Massie was an 18-year-old looking to escape life in rural Illinois in 1966 when he enlisted in the Navy, hoping to sail on nuclear submarines, see the world and serve his country. By 1967, he had been assigned to the USS Pueblo, a World War II-era cargo ship that the Navy had retrofitted to conduct "oceanographic research."
Reporting to the San Diego naval base, Massie walked past four or five hulking warships before finally spotting the Pueblo, a tiny vessel that was just 177 feet long and 32 feet wide.
The ship had huge antennae, large domes and direction finders, all signs that Massie wasn't going on a research expedition. The Pueblo was actually a top-secret spy ship.
In January 1968, Massie and 82 others, including Capt. Lloyd "Pete" Bucher, steamed into the Sea of Japan on the Pueblo's first mission: to gather electronic intelligence while stationed off the coast of the Soviet Union and North Korea. The ship was lightly armed with two large machine guns.
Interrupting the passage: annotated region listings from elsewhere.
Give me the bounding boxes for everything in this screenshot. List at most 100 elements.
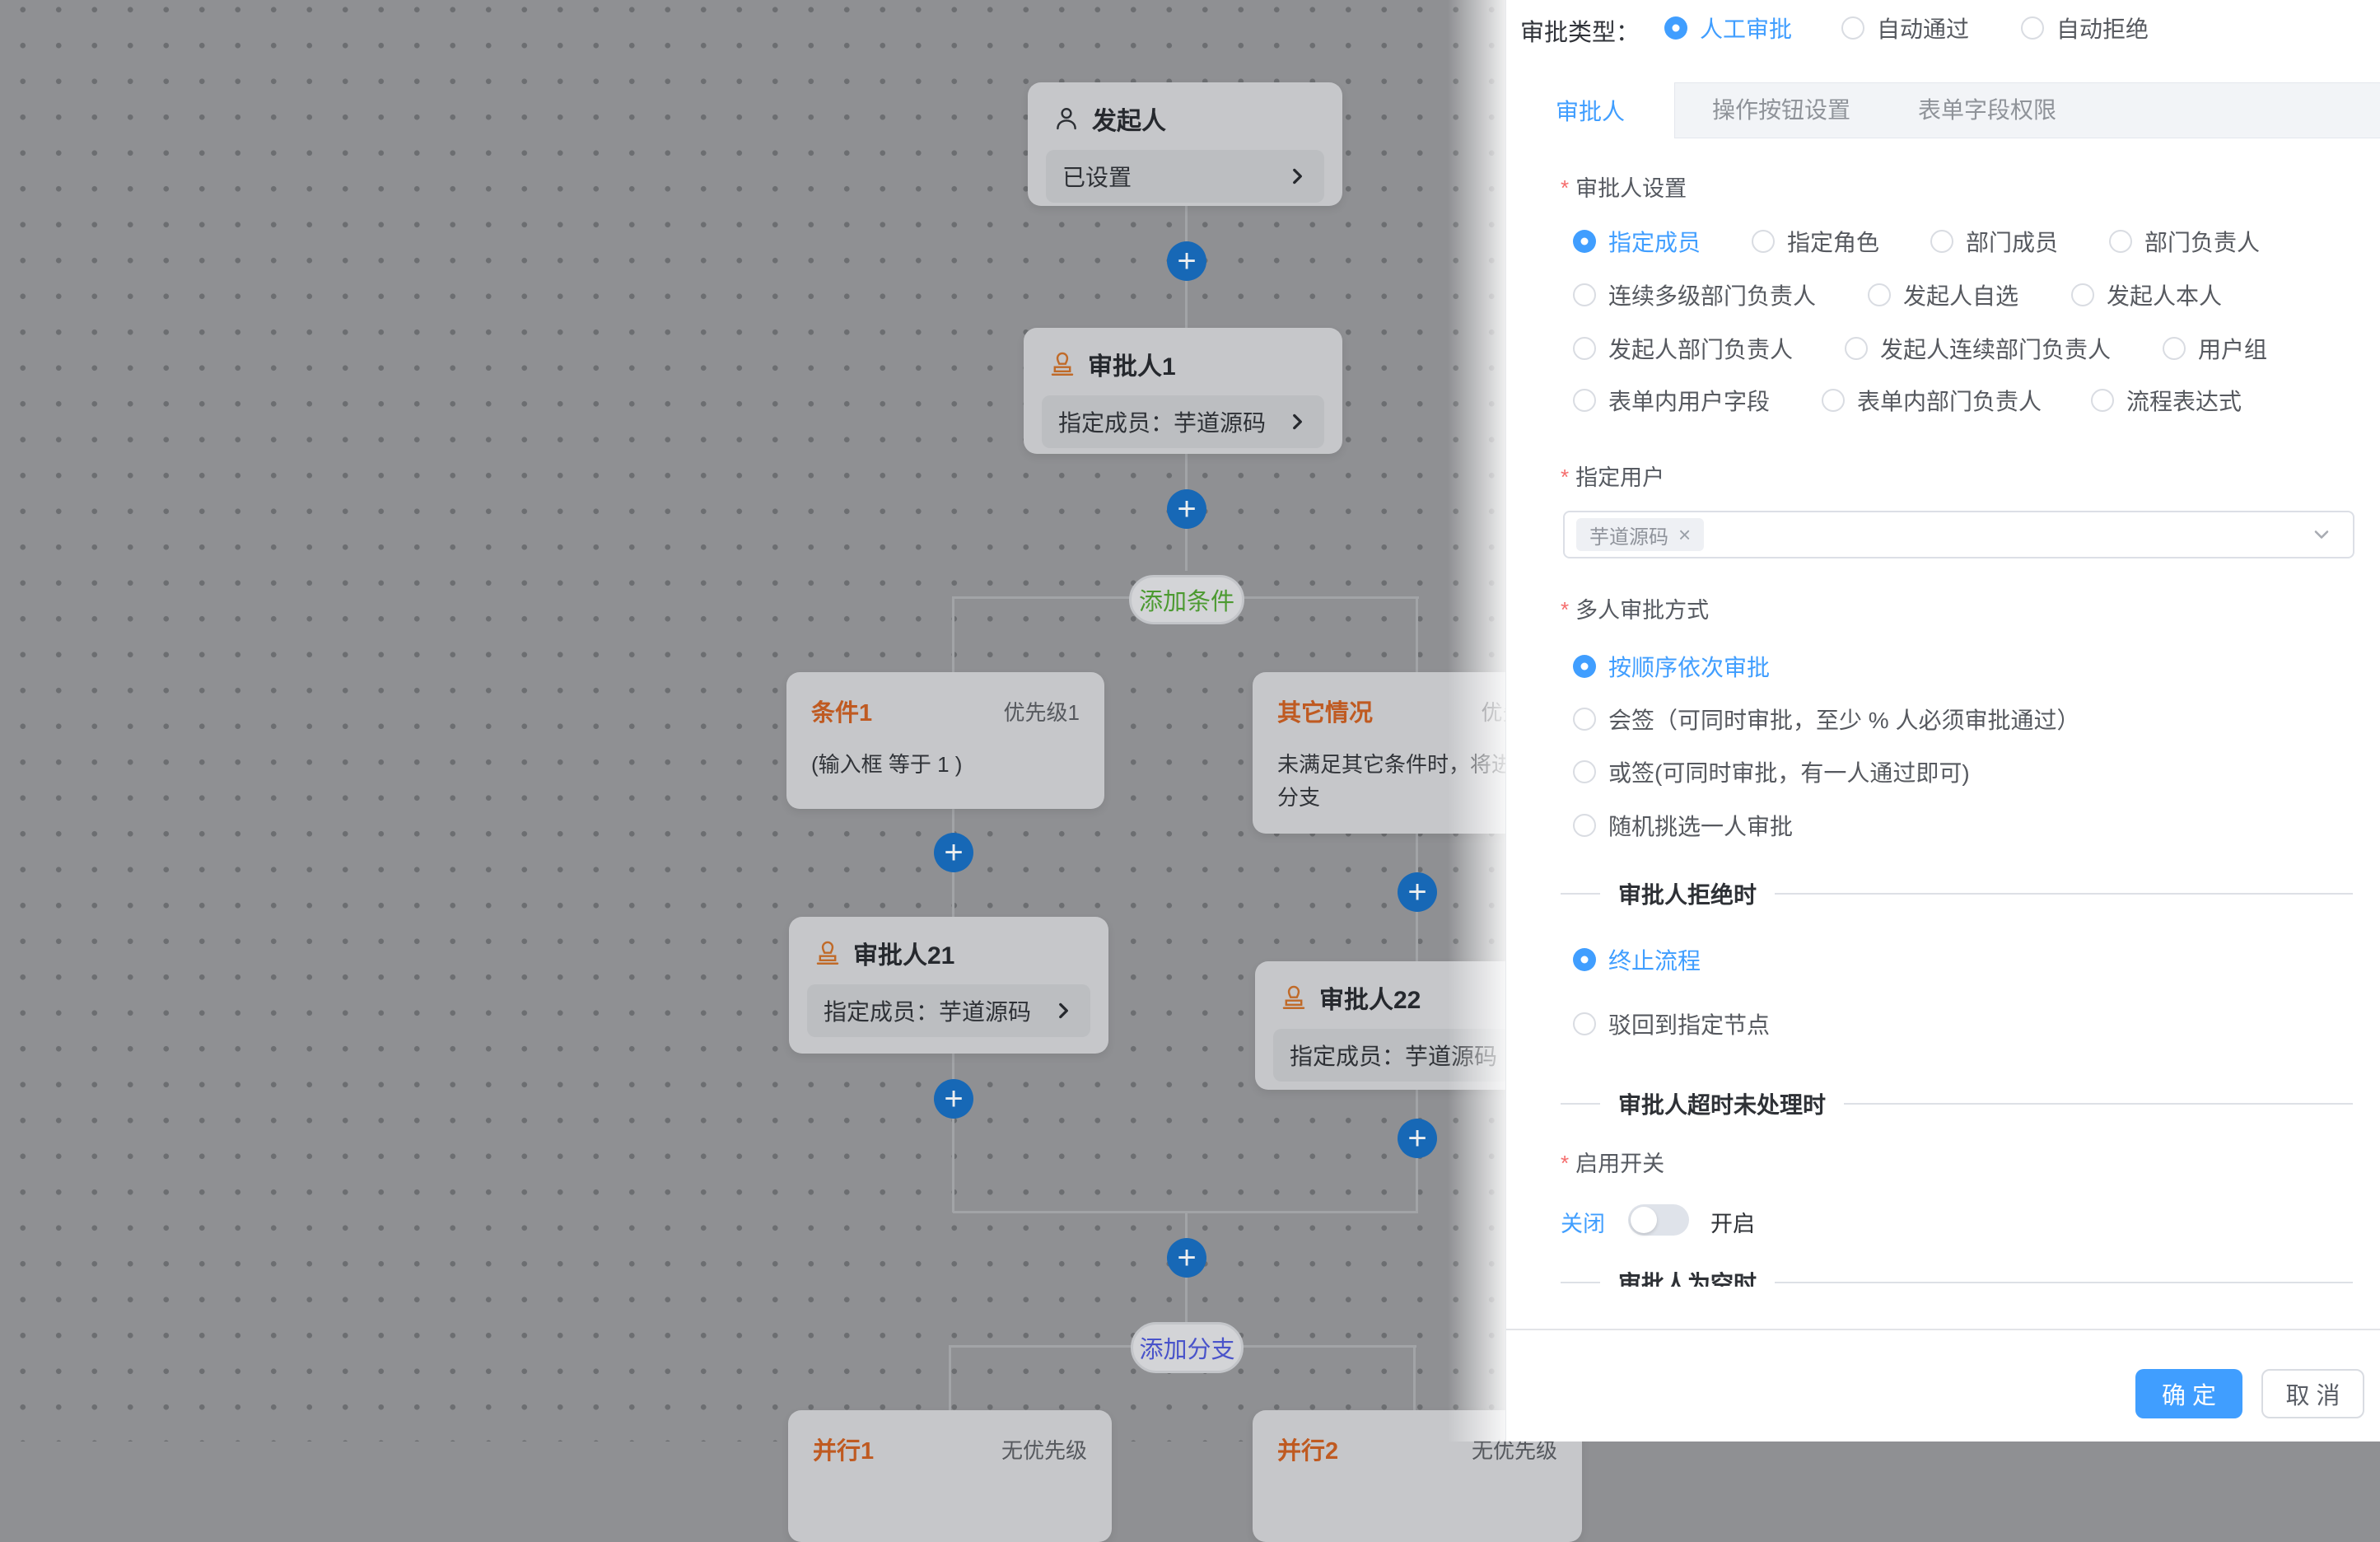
add-node-button[interactable]: + [1167,241,1206,281]
radio-option[interactable]: 部门负责人 [2109,225,2260,258]
radio-icon [1930,230,1953,253]
user-tag: 芋道源码 × [1576,518,1704,551]
connector-line [1413,1345,1416,1411]
node-title: 发起人 [1092,100,1166,137]
add-node-button[interactable]: + [934,1079,973,1119]
radio-option[interactable]: 用户组 [2163,332,2267,365]
approval-settings-drawer: 审批类型： 人工审批 自动通过 自动拒绝 审批人 操作按钮设置 表单字段权限 *… [1505,0,2380,1442]
radio-random-one[interactable]: 随机挑选一人审批 [1573,809,1793,842]
divider-line [1561,893,1600,895]
connector-line [949,1345,951,1411]
radio-icon [1752,230,1775,253]
radio-icon [1822,389,1845,412]
radio-icon [2163,337,2186,360]
radio-option[interactable]: 发起人本人 [2071,278,2222,311]
node-content[interactable]: 指定成员：芋道源码 [807,984,1090,1037]
enable-toggle[interactable] [1628,1204,1689,1236]
user-tag-label: 芋道源码 [1589,521,1668,549]
divider-title: 审批人超时未处理时 [1618,1087,1826,1120]
node-content[interactable]: 已设置 [1046,150,1324,203]
divider-line [1561,1103,1600,1105]
radio-icon [1868,283,1891,306]
add-branch-button[interactable]: 添加分支 [1131,1322,1244,1373]
connector-line [952,596,954,674]
divider-line [1561,1282,1600,1283]
radio-option[interactable]: 指定角色 [1752,225,1879,258]
radio-return-to-node[interactable]: 驳回到指定节点 [1573,1007,1770,1040]
plus-icon: + [944,836,963,869]
radio-option[interactable]: 发起人连续部门负责人 [1845,332,2111,365]
radio-option[interactable]: 发起人自选 [1868,278,2018,311]
radio-label: 驳回到指定节点 [1608,1007,1770,1040]
cancel-button[interactable]: 取 消 [2261,1369,2364,1418]
divider-line [1844,1103,2353,1105]
add-node-button[interactable]: + [1398,1119,1437,1158]
divider-line [1775,1282,2353,1283]
add-node-button[interactable]: + [1398,872,1437,912]
radio-label: 发起人本人 [2107,278,2222,311]
multi-approve-label: * 多人审批方式 [1561,591,1709,624]
required-asterisk: * [1561,597,1569,623]
radio-option[interactable]: 连续多级部门负责人 [1573,278,1816,311]
node-title: 审批人21 [853,935,954,971]
approver-setting-label: * 审批人设置 [1561,170,1687,203]
connector-line [952,1053,954,1213]
divider-title: 审批人为空时 [1618,1266,1757,1287]
node-content-text: 已设置 [1062,160,1132,193]
required-asterisk: * [1561,465,1569,490]
switch-on-label[interactable]: 开启 [1710,1206,1755,1238]
node-title: 并行2 [1277,1432,1338,1466]
radio-option[interactable]: 表单内用户字段 [1573,384,1770,417]
remove-tag-icon[interactable]: × [1678,524,1691,545]
node-priority: 优先级1 [1004,696,1080,727]
radio-option[interactable]: 部门成员 [1930,225,2058,258]
radio-label: 或签(可同时审批，有一人通过即可) [1608,755,1970,788]
radio-label: 表单内用户字段 [1608,384,1770,417]
radio-label: 指定角色 [1787,225,1879,258]
connector-line [1416,596,1418,674]
assign-user-label: * 指定用户 [1561,459,1664,492]
node-condition1[interactable]: 条件1 优先级1 (输入框 等于 1 ) [786,672,1104,809]
label-text: 审批人设置 [1575,171,1687,203]
radio-label: 连续多级部门负责人 [1608,278,1816,311]
radio-terminate-process[interactable]: 终止流程 [1573,943,1701,976]
node-approver1[interactable]: 审批人1 指定成员：芋道源码 [1024,328,1342,454]
user-select[interactable]: 芋道源码 × [1563,511,2354,558]
radio-option[interactable]: 发起人部门负责人 [1573,332,1793,365]
stamp-icon [1048,350,1076,378]
radio-option[interactable]: 指定成员 [1573,225,1701,258]
add-branch-label: 添加分支 [1139,1330,1234,1365]
label-text: 指定用户 [1575,460,1664,492]
plus-icon: + [1177,1241,1196,1274]
radio-icon [1573,230,1596,253]
radio-label: 会签（可同时审批，至少 % 人必须审批通过） [1608,703,2079,736]
radio-countersign[interactable]: 会签（可同时审批，至少 % 人必须审批通过） [1573,703,2079,736]
drawer-body: * 审批人设置 指定成员 指定角色 部门成员 部门负责人 连续多级部门负责人 发… [1506,0,2380,1287]
radio-option[interactable]: 表单内部门负责人 [1822,384,2042,417]
node-parallel1[interactable]: 并行1 无优先级 [788,1410,1112,1542]
radio-option[interactable]: 流程表达式 [2091,384,2242,417]
radio-label: 指定成员 [1608,225,1701,258]
radio-sequential[interactable]: 按顺序依次审批 [1573,650,1770,683]
chevron-right-icon [1286,411,1308,432]
radio-label: 表单内部门负责人 [1857,384,2042,417]
radio-icon [1573,708,1596,731]
chevron-down-icon [2310,523,2333,546]
add-node-button[interactable]: + [934,833,973,872]
radio-icon [1573,1012,1596,1035]
divider-line [1775,893,2353,895]
node-approver21[interactable]: 审批人21 指定成员：芋道源码 [789,917,1108,1054]
add-node-button[interactable]: + [1167,1238,1206,1278]
node-content[interactable]: 指定成员：芋道源码 [1042,395,1324,448]
toggle-knob [1631,1207,1657,1233]
reject-section-divider: 审批人拒绝时 [1561,880,2353,908]
add-condition-button[interactable]: 添加条件 [1129,575,1244,624]
node-initiator[interactable]: 发起人 已设置 [1028,82,1342,206]
stamp-icon [814,939,842,967]
enable-switch-label: * 启用开关 [1561,1145,1664,1178]
node-priority: 无优先级 [1001,1434,1087,1465]
radio-orsign[interactable]: 或签(可同时审批，有一人通过即可) [1573,755,1970,788]
add-node-button[interactable]: + [1167,489,1206,529]
confirm-button[interactable]: 确 定 [2135,1369,2242,1418]
switch-off-label[interactable]: 关闭 [1561,1206,1605,1238]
The United States, at the time, was deep into the Cold War and fighting in Vietnam. It hadn't been at war with North Korea in 15 years.
Twelve days into an otherwise dreary cruise, the Pueblo was steaming in international waters about 15 miles off the North Korean coast, according to U.S. military records.
Suddenly, North Korean gunboats appeared and began to circle the U.S. ship. North Korean jets streaked through the sky. Soon, the gunboats started shooting. As Massie and other crew members began setting fire to piles of classified documents, a shell exploded in a passageway. Massie's ears clanged. His dungarees were coated with blood and flesh from crewmate Duane Hodges, who died from his injuries.
Outgunned and outmaneuvered, Bucher surrendered.
After landing in North Korea, the Pueblo's sailors were thrown into an improvised prison of dim, dusty rooms. Massie was dragged into a room to be interrogated. One guard spoke broken English. He demanded that Massie admit that the Pueblo was spying on North Korea in its territorial waters. Massie refused.
A guard hit him so hard that Massie saw a bright flash and blacked out. Another kicked him repeatedly in the groin. Others pummeled his neck. The beating didn't stop until Massie was carried away. On a later trip to the bathroom, Massie spotted Bucher standing by a sink. The captain appeared to be in a trance, his face a purplish mass.